I caught up with J. David Shanks recently, and here's what he had to say.
1. What was it like working on The Shield?
I felt like a student who had won a scholarship to one of the most prestigious universities in the world.
Shawn Ryan is perhaps one of the most prolific producers in the industry and the fact that he and his team thought enough of me as an actor to allow me to work on the show for a couple of seasons really boosted my confidence. Working with Michael Chiklis and Walton Gogins was like having a front row seat in a Master's Acting class. Working on The Shield with such consummate professionals inspired me to go to film school. Learning the entire process has made me a much smarter actor with a greater appreciation for the collaborative effort involved in any project; television or film.
2. How was your experience with Cold Case in comparison to The Shield?

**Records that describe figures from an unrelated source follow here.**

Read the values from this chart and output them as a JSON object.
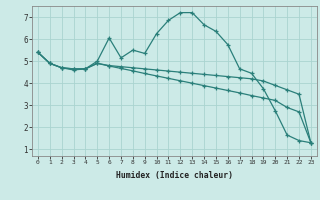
{
  "title": "",
  "xlabel": "Humidex (Indice chaleur)",
  "background_color": "#cceae7",
  "line_color": "#2a7f7a",
  "grid_color": "#aad4d0",
  "xlim": [
    -0.5,
    23.5
  ],
  "ylim": [
    0.7,
    7.5
  ],
  "xticks": [
    0,
    1,
    2,
    3,
    4,
    5,
    6,
    7,
    8,
    9,
    10,
    11,
    12,
    13,
    14,
    15,
    16,
    17,
    18,
    19,
    20,
    21,
    22,
    23
  ],
  "yticks": [
    1,
    2,
    3,
    4,
    5,
    6,
    7
  ],
  "line1_x": [
    0,
    1,
    2,
    3,
    4,
    5,
    6,
    7,
    8,
    9,
    10,
    11,
    12,
    13,
    14,
    15,
    16,
    17,
    18,
    19,
    20,
    21,
    22,
    23
  ],
  "line1_y": [
    5.4,
    4.9,
    4.7,
    4.6,
    4.65,
    5.0,
    6.05,
    5.15,
    5.5,
    5.35,
    6.25,
    6.85,
    7.2,
    7.2,
    6.65,
    6.35,
    5.75,
    4.65,
    4.45,
    3.75,
    2.75,
    1.65,
    1.4,
    1.3
  ],
  "line2_x": [
    0,
    1,
    2,
    3,
    4,
    5,
    6,
    7,
    8,
    9,
    10,
    11,
    12,
    13,
    14,
    15,
    16,
    17,
    18,
    19,
    20,
    21,
    22,
    23
  ],
  "line2_y": [
    5.4,
    4.9,
    4.7,
    4.65,
    4.65,
    4.9,
    4.8,
    4.75,
    4.7,
    4.65,
    4.6,
    4.55,
    4.5,
    4.45,
    4.4,
    4.35,
    4.3,
    4.25,
    4.2,
    4.1,
    3.9,
    3.7,
    3.5,
    1.3
  ],
  "line3_x": [
    0,
    1,
    2,
    3,
    4,
    5,
    6,
    7,
    8,
    9,
    10,
    11,
    12,
    13,
    14,
    15,
    16,
    17,
    18,
    19,
    20,
    21,
    22,
    23
  ],
  "line3_y": [
    5.4,
    4.9,
    4.7,
    4.65,
    4.65,
    4.9,
    4.78,
    4.67,
    4.56,
    4.44,
    4.33,
    4.22,
    4.11,
    4.0,
    3.89,
    3.78,
    3.67,
    3.56,
    3.44,
    3.33,
    3.22,
    2.9,
    2.7,
    1.3
  ]
}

Cold Case was the very first job I booked in Los Angeles. We arrived in July of 2004 and I got the call that I had landed the role in late October of the same year. Needless to say, I was really nervous and wanted to be perfect. I placed a great deal of pressure on myself that James Whitmore Jr., the director of this particular episode could sense. He pulled me to the side and said, “David, you got the job and it is yours for the duration of this shoot. Relax and have fun with this character. I cast you out of all the folks that auditioned because you understood this guy. Give me what you did in the audition and let's have some fun”. From that moment on, we partied. It was an awesome experience.
3. How did you get involved in Barbershop?

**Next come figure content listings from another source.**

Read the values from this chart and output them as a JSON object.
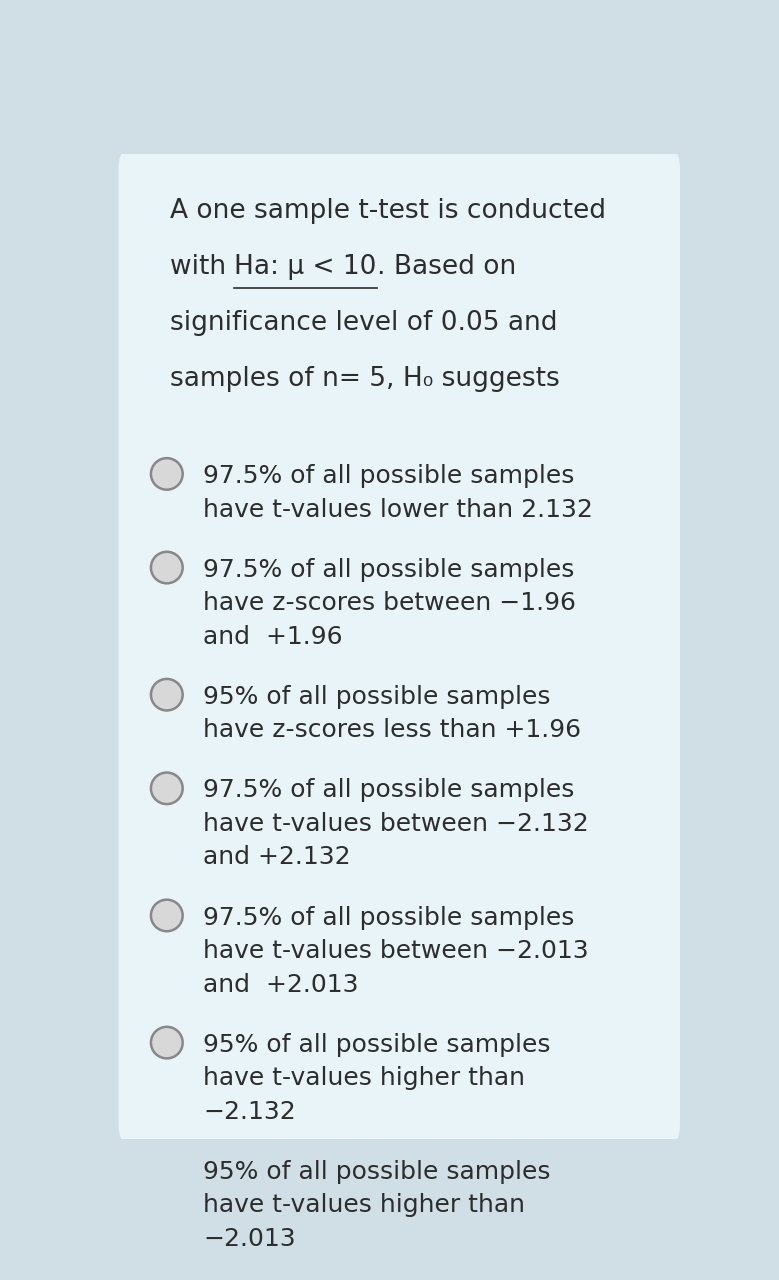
{
  "bg_outer": "#d0dfe6",
  "card_bg": "#e8f4f8",
  "text_color": "#2d2d2d",
  "title_lines": [
    "A one sample t-test is conducted",
    "with Ha: μ < 10. Based on",
    "significance level of 0.05 and",
    "samples of n= 5, H₀ suggests"
  ],
  "options": [
    "97.5% of all possible samples\nhave t-values lower than 2.132",
    "97.5% of all possible samples\nhave z-scores between −1.96\nand  +1.96",
    "95% of all possible samples\nhave z-scores less than +1.96",
    "97.5% of all possible samples\nhave t-values between −2.132\nand +2.132",
    "97.5% of all possible samples\nhave t-values between −2.013\nand  +2.013",
    "95% of all possible samples\nhave t-values higher than\n−2.132",
    "95% of all possible samples\nhave t-values higher than\n−2.013"
  ],
  "font_size_title": 19,
  "font_size_options": 18,
  "circle_color": "#888888",
  "circle_fill": "#d8d8d8"
}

I was a theater major at Columbia College in Chicago when George Tillman Jr. came to speak to the student body. He announced that he and Bob Teitel, who were both alumni of Columbia were coming back to Chicago to shoot a film called Barbershop. I immediately contacted my agent and bugged her relentlessly for an audition. I auditioned just before Christmas and had put it out of my mind not having heard anything after the New Year and got a call in late January that I had landed the role. That was my very first major motion picture and allowed me to join the Screen Actor's Guild. It was an incredible moment.
4. What was it like to come back for the sequel?

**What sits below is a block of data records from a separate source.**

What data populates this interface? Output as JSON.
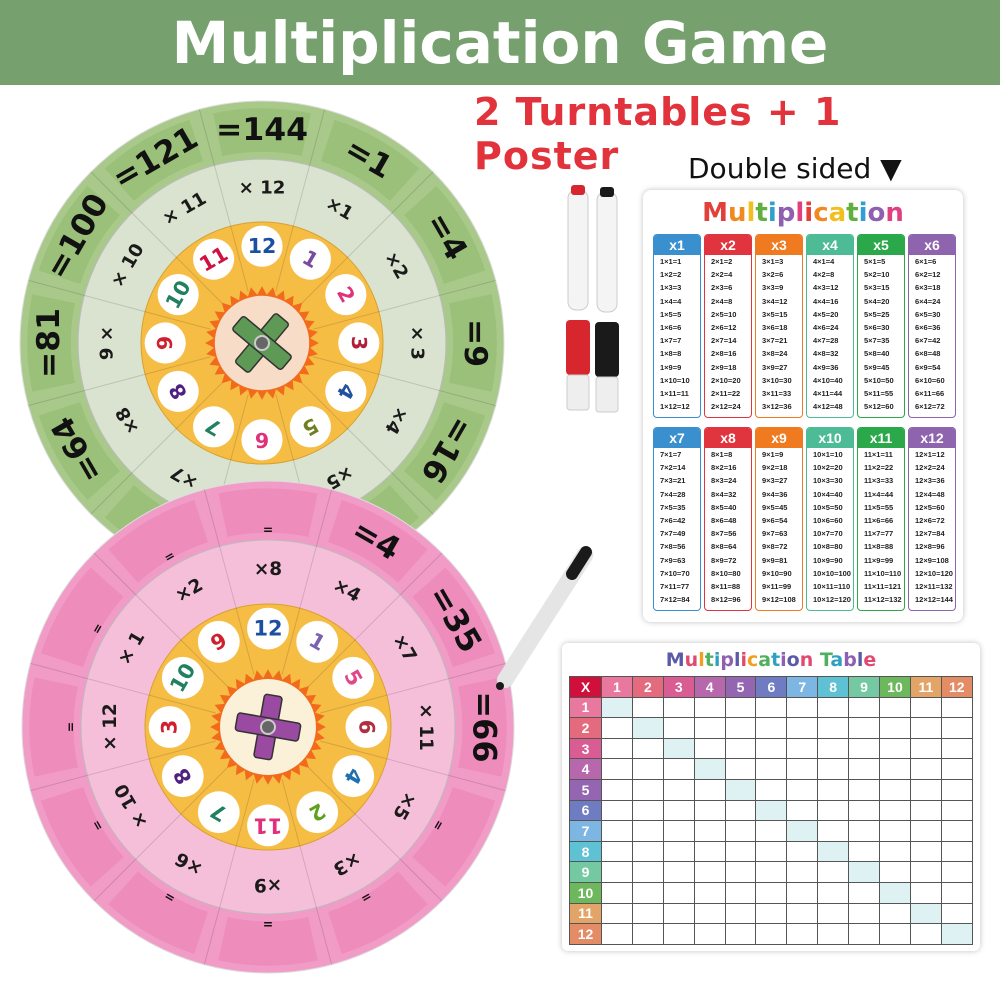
{
  "header": {
    "title": "Multiplication Game"
  },
  "subtitle": "2 Turntables + 1 Poster",
  "double_sided": "Double sided ▼",
  "colors": {
    "header_bg": "#76a06e",
    "subtitle": "#e2323c",
    "green_outer": "#a9c98a",
    "green_middle": "#d9e3cf",
    "pink_outer": "#f09cc6",
    "pink_middle": "#f6bfd9",
    "inner": "#f6bd45",
    "center_green": "#f7dcc8",
    "center_pink": "#fbf0d8"
  },
  "turntable_green": {
    "inner": [
      "12",
      "1",
      "2",
      "3",
      "4",
      "5",
      "6",
      "7",
      "8",
      "9",
      "10",
      "11"
    ],
    "inner_colors": [
      "#1b4fa0",
      "#7a4aa0",
      "#e0337a",
      "#b01e3a",
      "#2050a0",
      "#708020",
      "#e0307a",
      "#208060",
      "#502080",
      "#d02030",
      "#208060",
      "#d01040"
    ],
    "middle": [
      "× 12",
      "×1",
      "×2",
      "× 3",
      "×4",
      "×5",
      "×6",
      "×7",
      "×8",
      "9 ×",
      "× 10",
      "× 11"
    ],
    "outer": [
      "=144",
      "=1",
      "=4",
      "=9",
      "=16",
      "",
      "",
      "",
      "=64",
      "=81",
      "=100",
      "=121"
    ]
  },
  "turntable_pink": {
    "inner": [
      "12",
      "1",
      "5",
      "6",
      "4",
      "2",
      "11",
      "7",
      "8",
      "3",
      "10",
      "9"
    ],
    "inner_colors": [
      "#1b4fa0",
      "#7a60b0",
      "#e0488a",
      "#b03040",
      "#2070b0",
      "#60a020",
      "#e0307a",
      "#208060",
      "#502080",
      "#d02030",
      "#208060",
      "#d02030"
    ],
    "middle": [
      "×8",
      "×4",
      "×7",
      "× 11",
      "×5",
      "×3",
      "×9",
      "×6",
      "× 10",
      "× 12",
      "× 1",
      "×2"
    ],
    "outer": [
      "=",
      "=4",
      "=35",
      "=66",
      "=",
      "=",
      "=",
      "=",
      "=",
      "=",
      "=",
      "="
    ]
  },
  "poster_times": {
    "title": "Multiplication",
    "title_colors": [
      "#e2403a",
      "#f08a20",
      "#f0c020",
      "#60b040",
      "#30a0d0",
      "#9060b0",
      "#e04080"
    ],
    "columns": [
      {
        "header": "x1",
        "color": "#3a8fcf",
        "rows": [
          "1×1=1",
          "1×2=2",
          "1×3=3",
          "1×4=4",
          "1×5=5",
          "1×6=6",
          "1×7=7",
          "1×8=8",
          "1×9=9",
          "1×10=10",
          "1×11=11",
          "1×12=12"
        ]
      },
      {
        "header": "x2",
        "color": "#e0353f",
        "rows": [
          "2×1=2",
          "2×2=4",
          "2×3=6",
          "2×4=8",
          "2×5=10",
          "2×6=12",
          "2×7=14",
          "2×8=16",
          "2×9=18",
          "2×10=20",
          "2×11=22",
          "2×12=24"
        ]
      },
      {
        "header": "x3",
        "color": "#f07a20",
        "rows": [
          "3×1=3",
          "3×2=6",
          "3×3=9",
          "3×4=12",
          "3×5=15",
          "3×6=18",
          "3×7=21",
          "3×8=24",
          "3×9=27",
          "3×10=30",
          "3×11=33",
          "3×12=36"
        ]
      },
      {
        "header": "x4",
        "color": "#4dbb96",
        "rows": [
          "4×1=4",
          "4×2=8",
          "4×3=12",
          "4×4=16",
          "4×5=20",
          "4×6=24",
          "4×7=28",
          "4×8=32",
          "4×9=36",
          "4×10=40",
          "4×11=44",
          "4×12=48"
        ]
      },
      {
        "header": "x5",
        "color": "#2aa84a",
        "rows": [
          "5×1=5",
          "5×2=10",
          "5×3=15",
          "5×4=20",
          "5×5=25",
          "5×6=30",
          "5×7=35",
          "5×8=40",
          "5×9=45",
          "5×10=50",
          "5×11=55",
          "5×12=60"
        ]
      },
      {
        "header": "x6",
        "color": "#8e64ae",
        "rows": [
          "6×1=6",
          "6×2=12",
          "6×3=18",
          "6×4=24",
          "6×5=30",
          "6×6=36",
          "6×7=42",
          "6×8=48",
          "6×9=54",
          "6×10=60",
          "6×11=66",
          "6×12=72"
        ]
      },
      {
        "header": "x7",
        "color": "#3a8fcf",
        "rows": [
          "7×1=7",
          "7×2=14",
          "7×3=21",
          "7×4=28",
          "7×5=35",
          "7×6=42",
          "7×7=49",
          "7×8=56",
          "7×9=63",
          "7×10=70",
          "7×11=77",
          "7×12=84"
        ]
      },
      {
        "header": "x8",
        "color": "#e0353f",
        "rows": [
          "8×1=8",
          "8×2=16",
          "8×3=24",
          "8×4=32",
          "8×5=40",
          "8×6=48",
          "8×7=56",
          "8×8=64",
          "8×9=72",
          "8×10=80",
          "8×11=88",
          "8×12=96"
        ]
      },
      {
        "header": "x9",
        "color": "#f07a20",
        "rows": [
          "9×1=9",
          "9×2=18",
          "9×3=27",
          "9×4=36",
          "9×5=45",
          "9×6=54",
          "9×7=63",
          "9×8=72",
          "9×9=81",
          "9×10=90",
          "9×11=99",
          "9×12=108"
        ]
      },
      {
        "header": "x10",
        "color": "#4dbb96",
        "rows": [
          "10×1=10",
          "10×2=20",
          "10×3=30",
          "10×4=40",
          "10×5=50",
          "10×6=60",
          "10×7=70",
          "10×8=80",
          "10×9=90",
          "10×10=100",
          "10×11=110",
          "10×12=120"
        ]
      },
      {
        "header": "x11",
        "color": "#2aa84a",
        "rows": [
          "11×1=11",
          "11×2=22",
          "11×3=33",
          "11×4=44",
          "11×5=55",
          "11×6=66",
          "11×7=77",
          "11×8=88",
          "11×9=99",
          "11×10=110",
          "11×11=121",
          "11×12=132"
        ]
      },
      {
        "header": "x12",
        "color": "#8e64ae",
        "rows": [
          "12×1=12",
          "12×2=24",
          "12×3=36",
          "12×4=48",
          "12×5=60",
          "12×6=72",
          "12×7=84",
          "12×8=96",
          "12×9=108",
          "12×10=120",
          "12×11=132",
          "12×12=144"
        ]
      }
    ]
  },
  "poster_table": {
    "title": "Multiplication Table",
    "title_colors": [
      "#5a5aa8",
      "#e04a70",
      "#f0a020",
      "#50b060",
      "#30a0c0",
      "#9060b0"
    ],
    "corner": "X",
    "headers": [
      "1",
      "2",
      "3",
      "4",
      "5",
      "6",
      "7",
      "8",
      "9",
      "10",
      "11",
      "12"
    ],
    "header_colors": [
      "#e9789f",
      "#e36b7d",
      "#d95c92",
      "#b768ad",
      "#9466b2",
      "#6f7cc2",
      "#7db5e3",
      "#5fc1d4",
      "#74c9a3",
      "#6db75c",
      "#e3a467",
      "#e38c66"
    ]
  }
}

It felt like a family reunion. The cast had such a great time making the first film that we literally picked up the fun and games where we wrapped . Barbershop was a beautiful first “Hollywood” experience for me.
5. Can you please tell us a bit about your work as a writer?
I mentioned that I attended film school. I've always wanted to create characters that would challenge me as an actor and I'm pretty impatient at times so waiting for auditions that fit the bill wasn't an option. I've written 3 feature length screenplays, several short films; three of which I've produced and directed and am presently in negotiations to write my first feature length screenplay that will move immediately into production. Keep your fingers crossed for me. The trailers for the shorts I've written can be found on my website, http://www.jdavidshanks.com/ or on www.imdb.com.
I want to thank J. David Shanks for his time with this interview.
I hope you all enjoyed reading it as much as I did conducting it, and please be sure to check out J. David Shanks' upcoming projects.